Her dad had been out here before, Skye reminded herself as she tried to see where her family's other car had tumbled end-over-end that cold March night. Today, a cloudless blue sky wheeled overhead, and the gray-green scramble of nearly flat desert shimmered and stretched before her eyes, an expanse punctuated only by dark scrubby bushes and a billboard.

The only weird things about this landscape were the black skid marks on the pavement – lots of skid marks, Skye noted, although the highway was as straight as could be along this stretch – and some strange, deep-yellow scrapes in the earth that headed off into the desert as if leading to a place Skye didn't want to go.

“But – there's nothing here,” her mother said, her voice as small as a girl's. “I don't understand.
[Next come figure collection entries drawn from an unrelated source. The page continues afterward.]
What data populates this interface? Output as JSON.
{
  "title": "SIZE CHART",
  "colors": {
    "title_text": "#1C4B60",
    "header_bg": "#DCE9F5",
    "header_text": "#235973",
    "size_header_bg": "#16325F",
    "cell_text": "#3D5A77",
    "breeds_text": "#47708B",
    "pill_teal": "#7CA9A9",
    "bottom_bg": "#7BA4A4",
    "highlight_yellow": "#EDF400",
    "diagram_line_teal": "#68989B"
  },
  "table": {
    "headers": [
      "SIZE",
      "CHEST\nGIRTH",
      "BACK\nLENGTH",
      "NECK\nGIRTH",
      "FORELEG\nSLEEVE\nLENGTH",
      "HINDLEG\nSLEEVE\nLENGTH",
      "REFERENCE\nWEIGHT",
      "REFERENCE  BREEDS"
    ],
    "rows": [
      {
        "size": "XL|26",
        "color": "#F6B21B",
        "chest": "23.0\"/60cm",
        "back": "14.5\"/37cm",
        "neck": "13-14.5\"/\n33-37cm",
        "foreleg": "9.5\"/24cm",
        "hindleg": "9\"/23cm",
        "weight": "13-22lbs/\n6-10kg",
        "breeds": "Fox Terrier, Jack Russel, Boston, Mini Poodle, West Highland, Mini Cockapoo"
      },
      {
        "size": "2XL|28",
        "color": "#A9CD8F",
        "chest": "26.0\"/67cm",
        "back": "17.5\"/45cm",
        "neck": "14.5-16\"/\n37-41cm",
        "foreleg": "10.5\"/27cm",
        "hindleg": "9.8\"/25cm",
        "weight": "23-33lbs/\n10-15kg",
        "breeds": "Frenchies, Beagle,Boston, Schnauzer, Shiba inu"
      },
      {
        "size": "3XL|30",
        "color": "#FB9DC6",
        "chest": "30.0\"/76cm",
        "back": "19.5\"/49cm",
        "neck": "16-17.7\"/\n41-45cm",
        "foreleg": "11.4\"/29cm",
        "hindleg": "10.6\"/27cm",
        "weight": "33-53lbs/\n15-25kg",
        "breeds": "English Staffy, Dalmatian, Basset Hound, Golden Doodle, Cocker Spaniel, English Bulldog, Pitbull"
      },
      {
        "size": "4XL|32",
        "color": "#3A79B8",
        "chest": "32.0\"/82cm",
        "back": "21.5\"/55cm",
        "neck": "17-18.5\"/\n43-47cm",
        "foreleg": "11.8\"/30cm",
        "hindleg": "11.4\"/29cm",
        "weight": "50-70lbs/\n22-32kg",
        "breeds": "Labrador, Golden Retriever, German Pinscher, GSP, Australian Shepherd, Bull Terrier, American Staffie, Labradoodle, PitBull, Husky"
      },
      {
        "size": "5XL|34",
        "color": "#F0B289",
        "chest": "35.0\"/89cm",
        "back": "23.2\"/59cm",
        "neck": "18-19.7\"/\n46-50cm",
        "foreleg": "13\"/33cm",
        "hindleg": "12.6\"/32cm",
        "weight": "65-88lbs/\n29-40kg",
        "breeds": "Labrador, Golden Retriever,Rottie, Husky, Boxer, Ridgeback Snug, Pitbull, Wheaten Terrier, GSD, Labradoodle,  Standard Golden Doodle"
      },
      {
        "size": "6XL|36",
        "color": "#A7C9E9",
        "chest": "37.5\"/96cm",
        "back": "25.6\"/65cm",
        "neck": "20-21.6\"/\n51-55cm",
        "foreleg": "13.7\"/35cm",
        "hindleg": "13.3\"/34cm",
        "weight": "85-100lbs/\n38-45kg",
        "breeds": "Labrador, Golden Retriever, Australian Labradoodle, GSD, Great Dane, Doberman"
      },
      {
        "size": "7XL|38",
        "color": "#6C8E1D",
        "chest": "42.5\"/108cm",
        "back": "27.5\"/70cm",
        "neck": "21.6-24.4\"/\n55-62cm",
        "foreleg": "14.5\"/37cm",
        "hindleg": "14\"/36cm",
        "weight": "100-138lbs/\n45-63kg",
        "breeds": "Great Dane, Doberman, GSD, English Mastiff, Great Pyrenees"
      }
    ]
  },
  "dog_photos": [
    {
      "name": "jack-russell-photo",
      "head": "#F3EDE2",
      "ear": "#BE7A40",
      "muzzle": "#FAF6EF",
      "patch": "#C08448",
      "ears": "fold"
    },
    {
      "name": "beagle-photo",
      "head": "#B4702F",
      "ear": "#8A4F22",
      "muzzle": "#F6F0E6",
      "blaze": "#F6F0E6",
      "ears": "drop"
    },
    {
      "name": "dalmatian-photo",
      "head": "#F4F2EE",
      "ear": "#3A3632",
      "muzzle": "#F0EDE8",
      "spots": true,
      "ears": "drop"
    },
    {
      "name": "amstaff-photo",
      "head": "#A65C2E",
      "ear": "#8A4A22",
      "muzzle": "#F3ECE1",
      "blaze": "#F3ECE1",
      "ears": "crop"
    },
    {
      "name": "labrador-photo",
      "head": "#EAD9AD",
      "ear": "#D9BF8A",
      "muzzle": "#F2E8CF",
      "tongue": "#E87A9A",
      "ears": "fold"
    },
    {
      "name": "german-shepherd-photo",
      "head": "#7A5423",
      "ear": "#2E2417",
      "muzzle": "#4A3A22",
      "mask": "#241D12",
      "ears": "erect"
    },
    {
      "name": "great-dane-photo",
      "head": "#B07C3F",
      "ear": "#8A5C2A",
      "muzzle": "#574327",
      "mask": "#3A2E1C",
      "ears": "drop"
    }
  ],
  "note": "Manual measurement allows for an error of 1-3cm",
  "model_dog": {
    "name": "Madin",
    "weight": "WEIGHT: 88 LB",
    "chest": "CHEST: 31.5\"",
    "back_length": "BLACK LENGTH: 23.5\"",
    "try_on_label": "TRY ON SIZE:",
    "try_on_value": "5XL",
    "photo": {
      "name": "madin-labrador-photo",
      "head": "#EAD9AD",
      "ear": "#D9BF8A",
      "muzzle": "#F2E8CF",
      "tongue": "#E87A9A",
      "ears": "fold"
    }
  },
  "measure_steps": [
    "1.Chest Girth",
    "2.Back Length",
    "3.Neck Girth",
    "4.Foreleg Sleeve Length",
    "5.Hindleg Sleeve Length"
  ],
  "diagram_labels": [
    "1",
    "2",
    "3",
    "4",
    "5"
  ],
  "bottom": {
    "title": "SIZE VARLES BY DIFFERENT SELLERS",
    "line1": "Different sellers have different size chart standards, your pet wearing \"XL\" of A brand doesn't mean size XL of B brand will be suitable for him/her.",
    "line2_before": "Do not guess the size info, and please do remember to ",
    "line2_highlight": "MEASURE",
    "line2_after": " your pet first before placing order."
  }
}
What did Scotty hit?”

“Nothing,” Skye's father said. “He was going pretty fast.”

He'd probably been reaching for a CD, Skye thought, frowning – or, more likely, flipping off another driver. Scott was famous for his bad temper, after all. Maybe he'd been forced off the road, she thought suddenly; they'd never know.

Scott sure couldn't tell them. He didn't remember a thing about that night.